Haiti's former President Jovenel Moïse sits with his wife Martine during his swearing-in ceremony at Parliament in Port-au-Prince in February 2017.
CNN  — 

The wife of Haiti’s former President Jovenel Moïse, Martine Moïse, and the former prime minister Claude Joseph are among 51 people who have been indicted over the assassination of the former president, according to a 122-page document from the judge presiding over the investigation.

Moïse was assassinated in the presidential residence on July 7, 2021, after more than two dozen armed men swarmed the president’s compound. He was shot 12 times and killed. Mrs. Moïse was also shot multiple times but survived.

In the document, dated January 25 and made public by the online Haitian news site AyiboPost on Monday, Judge Walther Wesser Voltaire said Mrs. Moïse conspired with the former prime minister to replace the president.

The 51 people named in the indictment are facing charges ranging from complicity and criminal association, armed robbery, terrorism, assassination and crimes committed to the prejudice of former President Jovenel Moïse, it said. The order claims there is “serious and sufficient evidence” against those mentioned.

CNN has reached out to the office of Judge Voltaire to confirm the authenticity of the document.

PBY&A, the law firm representing Mrs. Moïse, insisted that the former first lady is innocent, saying, “She has no motivation for this attack, and her inclusion is supposedly based on her imperfect memory of the most traumatic night of her life … There is no basis in law or fact for Mrs. Moise to be charged for this crime and including her in this indictment is an embarrassment that further calls into question the legitimacy of the current Haitian government.”

“We will vigorously defend against these ridiculous and unjust charges against Mrs. Moise,” Paul Turner, a partner at PBY&A who represents Mrs. Moïse, said in a statement to CNN.

Speaking to CNN a month after her husband’s assassination, Martine Moïse described the details of the night the former president was killed and called on the UN to help bring the perpetrators to justice.

“Once they shot the president, that’s when I thought, ‘It’s over for both of us.’ And I closed my eyes, you know, I didn’t think about anything else. I thought, ‘It’s over. This our last day,’” she told CNN in 2021.

The judge called for the arrest and trials of those charged.

Haiti's former prime minister Claude Joseph in Port-au-Prince in July 2021.

In a statement following the release of the order, the former prime minister Claude Joseph denied his involvement in the assassination and accused the current Prime Minister Ariel Henry of “weaponizing the Haitian justice system.”

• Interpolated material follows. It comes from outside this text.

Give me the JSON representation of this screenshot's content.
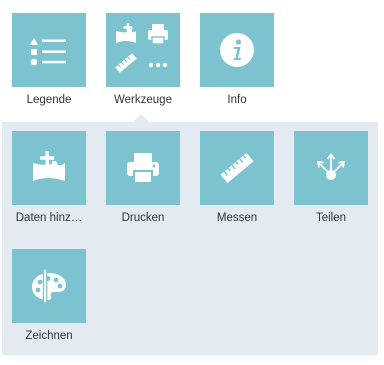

“They failed to kill me and Martine Moïse on July 7, 2021, now they are using the Haitian justice system to advance their Machiavellian agenda,” Joseph said. “I will not give up my fight against a government that has been killing the Haitian people.”

Joseph said he called for international assistance to the investigation while serving as Haiti’s interim prime minister following Moïse’s assassination and that he has repeatedly called for justice to be served.

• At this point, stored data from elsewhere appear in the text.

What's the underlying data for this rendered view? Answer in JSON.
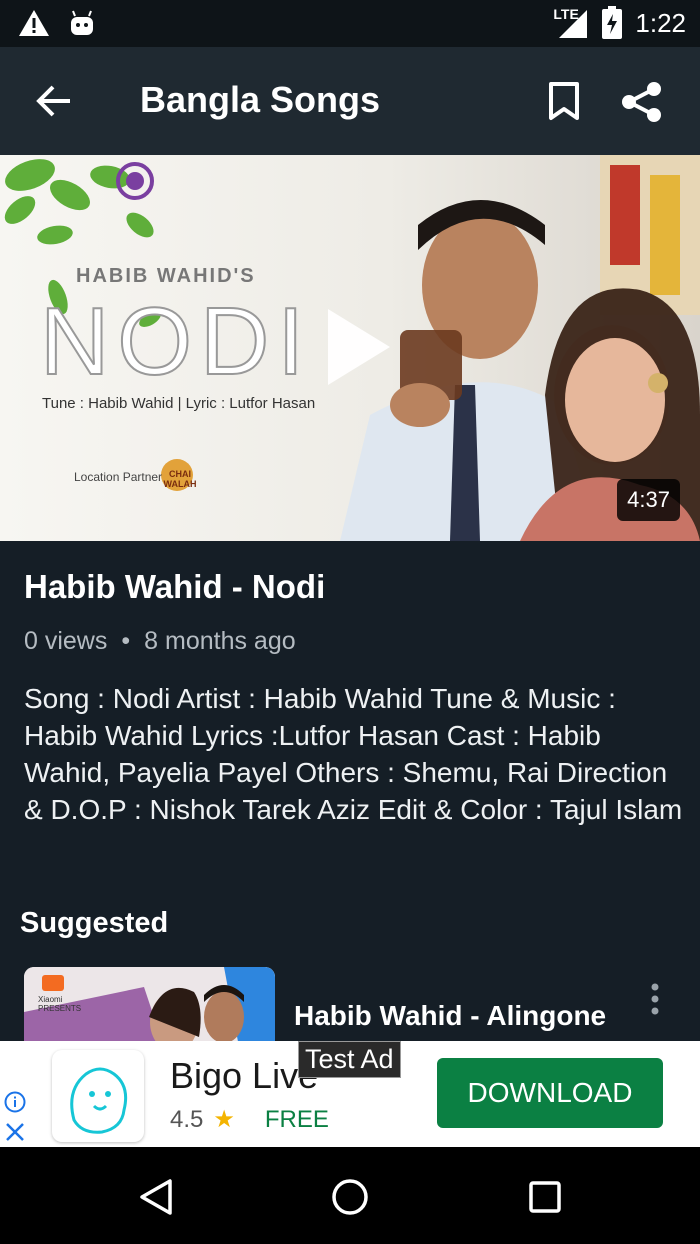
{
  "status_bar": {
    "time": "1:22",
    "network": "LTE",
    "icons": [
      "warning-icon",
      "android-icon",
      "signal-icon",
      "battery-charging-icon"
    ]
  },
  "app_bar": {
    "title": "Bangla Songs",
    "icons": [
      "back-arrow-icon",
      "bookmark-icon",
      "share-icon"
    ]
  },
  "video": {
    "duration": "4:37",
    "thumbnail_text": {
      "headline": "HABIB WAHID'S",
      "song": "NODI",
      "credits": "Tune : Habib Wahid | Lyric : Lutfor Hasan",
      "partner": "Location Partner",
      "partner_logo": "CHAI WALAH"
    },
    "title": "Habib Wahid - Nodi",
    "views": "0 views",
    "age": "8 months ago",
    "description": "Song : Nodi Artist : Habib Wahid Tune & Music : Habib Wahid Lyrics :Lutfor Hasan Cast : Habib Wahid, Payelia Payel Others : Shemu, Rai Direction & D.O.P : Nishok Tarek Aziz Edit & Color : Tajul Islam"
  },
  "suggested": {
    "heading": "Suggested",
    "items": [
      {
        "title": "Habib Wahid - Alingone",
        "thumb_text": "Xiaomi PRESENTS"
      }
    ]
  },
  "ad": {
    "label": "Test Ad",
    "app_name": "Bigo Live",
    "rating": "4.5",
    "price": "FREE",
    "cta": "DOWNLOAD"
  },
  "colors": {
    "background": "#151e26",
    "app_bar": "#1f2931",
    "ad_button": "#0b8043",
    "star": "#f4b400"
  }
}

The prime minister’s office denied that Henry had a hand in the judge’s decision.

“The examining magistrate is independent and has the means to conduct his investigation in complete freedom. The prime minister has no direct relationship with the examining magistrate, nor does he control him. The judge remains free to issue his order in accordance with the law and his conscience,” Jean-Junior Joseph, spokesman for the prime minister, told CNN.

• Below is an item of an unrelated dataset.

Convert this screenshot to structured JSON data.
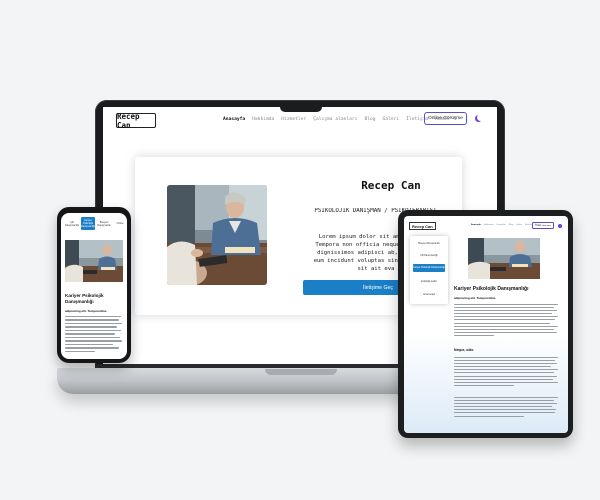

Haitian authorities have arrested at least 44 people in connection with the assassination, including at least 20 Colombians. Prosecutors in the United States have also brought charges against 11 men who allegedly conspired in the plot, according to the US State Department.

Haiti has faced a surge in gang-related violence in recent years, which has cut off vital supply chains and forced some 200,000 people to flee their homes in the capital Port-Au-Prince. Earlier this month, Henry urged calm after three days of violent protests demanding him to step down as frustration grows over gang violence, poverty and his failture to organize general elections.